Finance & investing
Consumers misreport the timing of major purchases in expenditure surveys, typically recalling them as more recent than they were, which inflates spending estimates for recent periods and distorts market demand forecasting.
Misperceiving when past events happened — distant events feeling more recent, and recent events feeling further away.
Imagine your memory is like a stretchy rubber timeline. Things that happened a long, long time ago get scrunched toward you, so they feel closer than they really are—like that vacation from five years ago that feels like it was just two years ago. And things that happened recently get stretched away, so last month's dentist visit feels like it was ages ago. Your brain isn't great at remembering exactly when things happened, so it guesses—and it guesses wrong in predictable ways.
The telescoping effect is a systematic distortion in autobiographical memory in which people misplace events along a timeline, with the dominant pattern being forward telescoping—perceiving distant events as more recent than they actually are. The crossover point between forward and backward telescoping is approximately three years: events older than three years tend to be pulled forward toward the present, while events within the past three years tend to be pushed backward. This bias is not random noise but a predictable consequence of how the brain reconstructs temporal information from partial cues rather than encoding precise dates. The effect is especially consequential in survey research, clinical reporting, and legal testimony, where accurate recall of timing is critical.
The same glitch looks different depending on the terrain. Finance, medicine, a relationship, a team — same mechanism, different costume.
Consumers misreport the timing of major purchases in expenditure surveys, typically recalling them as more recent than they were, which inflates spending estimates for recent periods and distorts market demand forecasting.

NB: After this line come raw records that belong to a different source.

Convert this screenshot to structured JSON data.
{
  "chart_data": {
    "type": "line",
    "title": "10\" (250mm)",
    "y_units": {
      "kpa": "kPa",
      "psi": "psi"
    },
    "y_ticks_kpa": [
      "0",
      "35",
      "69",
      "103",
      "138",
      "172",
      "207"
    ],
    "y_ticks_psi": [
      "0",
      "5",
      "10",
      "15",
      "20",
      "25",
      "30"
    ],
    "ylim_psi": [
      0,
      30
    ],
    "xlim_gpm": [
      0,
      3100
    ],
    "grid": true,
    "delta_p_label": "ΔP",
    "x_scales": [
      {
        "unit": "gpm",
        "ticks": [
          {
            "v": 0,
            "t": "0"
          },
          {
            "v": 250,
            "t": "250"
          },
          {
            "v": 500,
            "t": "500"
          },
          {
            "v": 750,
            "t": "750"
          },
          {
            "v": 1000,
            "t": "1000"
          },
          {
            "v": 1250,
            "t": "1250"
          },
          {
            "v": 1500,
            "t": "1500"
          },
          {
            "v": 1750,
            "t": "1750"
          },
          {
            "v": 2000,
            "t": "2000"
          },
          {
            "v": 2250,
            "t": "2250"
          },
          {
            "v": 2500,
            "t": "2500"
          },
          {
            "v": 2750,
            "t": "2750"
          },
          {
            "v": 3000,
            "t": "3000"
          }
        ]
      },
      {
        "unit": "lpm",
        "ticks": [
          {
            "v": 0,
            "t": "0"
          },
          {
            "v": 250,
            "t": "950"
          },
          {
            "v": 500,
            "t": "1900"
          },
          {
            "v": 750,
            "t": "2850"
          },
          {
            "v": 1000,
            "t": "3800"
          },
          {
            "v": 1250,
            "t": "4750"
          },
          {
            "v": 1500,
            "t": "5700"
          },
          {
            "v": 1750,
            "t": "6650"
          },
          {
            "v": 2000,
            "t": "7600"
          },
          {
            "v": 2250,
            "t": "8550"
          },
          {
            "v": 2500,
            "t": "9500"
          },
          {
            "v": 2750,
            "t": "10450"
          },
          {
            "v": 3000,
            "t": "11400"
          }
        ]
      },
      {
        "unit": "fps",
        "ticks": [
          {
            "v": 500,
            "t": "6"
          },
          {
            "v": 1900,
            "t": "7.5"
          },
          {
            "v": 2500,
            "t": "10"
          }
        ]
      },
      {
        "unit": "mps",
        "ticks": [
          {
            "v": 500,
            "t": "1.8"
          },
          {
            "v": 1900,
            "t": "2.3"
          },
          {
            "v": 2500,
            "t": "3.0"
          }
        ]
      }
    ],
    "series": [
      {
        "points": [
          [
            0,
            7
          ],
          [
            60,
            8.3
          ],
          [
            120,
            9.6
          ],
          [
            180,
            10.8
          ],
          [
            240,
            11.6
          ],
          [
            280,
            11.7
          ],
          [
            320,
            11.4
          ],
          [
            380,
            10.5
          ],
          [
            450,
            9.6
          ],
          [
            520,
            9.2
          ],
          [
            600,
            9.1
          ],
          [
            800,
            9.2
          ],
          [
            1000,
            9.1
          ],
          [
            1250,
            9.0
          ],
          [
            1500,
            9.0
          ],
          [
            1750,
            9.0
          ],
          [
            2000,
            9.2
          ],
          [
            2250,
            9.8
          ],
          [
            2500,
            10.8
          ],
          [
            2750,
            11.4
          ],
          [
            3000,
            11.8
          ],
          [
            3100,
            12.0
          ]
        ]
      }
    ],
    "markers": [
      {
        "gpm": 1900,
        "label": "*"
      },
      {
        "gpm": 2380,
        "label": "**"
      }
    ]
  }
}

Patients systematically misdate the onset of symptoms or substance use, with forward telescoping compressing addiction histories and making early-onset conditions appear to have started later, potentially leading clinicians to underestimate disease duration and severity.
People tend to remember the start of a relationship as more recent than it was, compressing their sense of how long they've been with a partner, which can distort perceptions of relationship milestones and progress.
Users misreport how recently they last used a feature or encountered a bug, skewing analytics based on self-reported data and leading product teams to misjudge feature adoption timelines or issue recurrence rates.
Employees recalling their performance over the past year tend to temporally compress distant achievements into the recent past, inflating perceived recent productivity during annual reviews based on self-assessment.
People misdate major political events or policy changes, perceiving them as more recent than they are, which distorts public perception of governmental timelines and makes historical patterns of political change seem compressed or accelerated.
John Neter and Joseph Waksberg, 1964, in their study of response errors in household expenditure surveys for the U.S. Census Bureau, published in the Journal of the American Statistical Association.
Precise temporal dating of events provided little survival advantage compared to remembering what happened and its emotional significance. Ancestral environments favored memory systems that prioritized the content, emotional valence, and threat-relevance of events over their exact chronological position, since knowing that a predator was spotted near a particular watering hole mattered far more than knowing the exact date it occurred.
When training data relies on self-reported temporal information (e.g., survey dates for purchases, symptom onset, or event timing), telescoping errors are baked into the dataset. Models trained on this data inherit systematic biases in event frequency estimates and temporal predictions, producing inflated incidence rates and compressed timelines without any mechanism to detect or correct the underlying human recall error.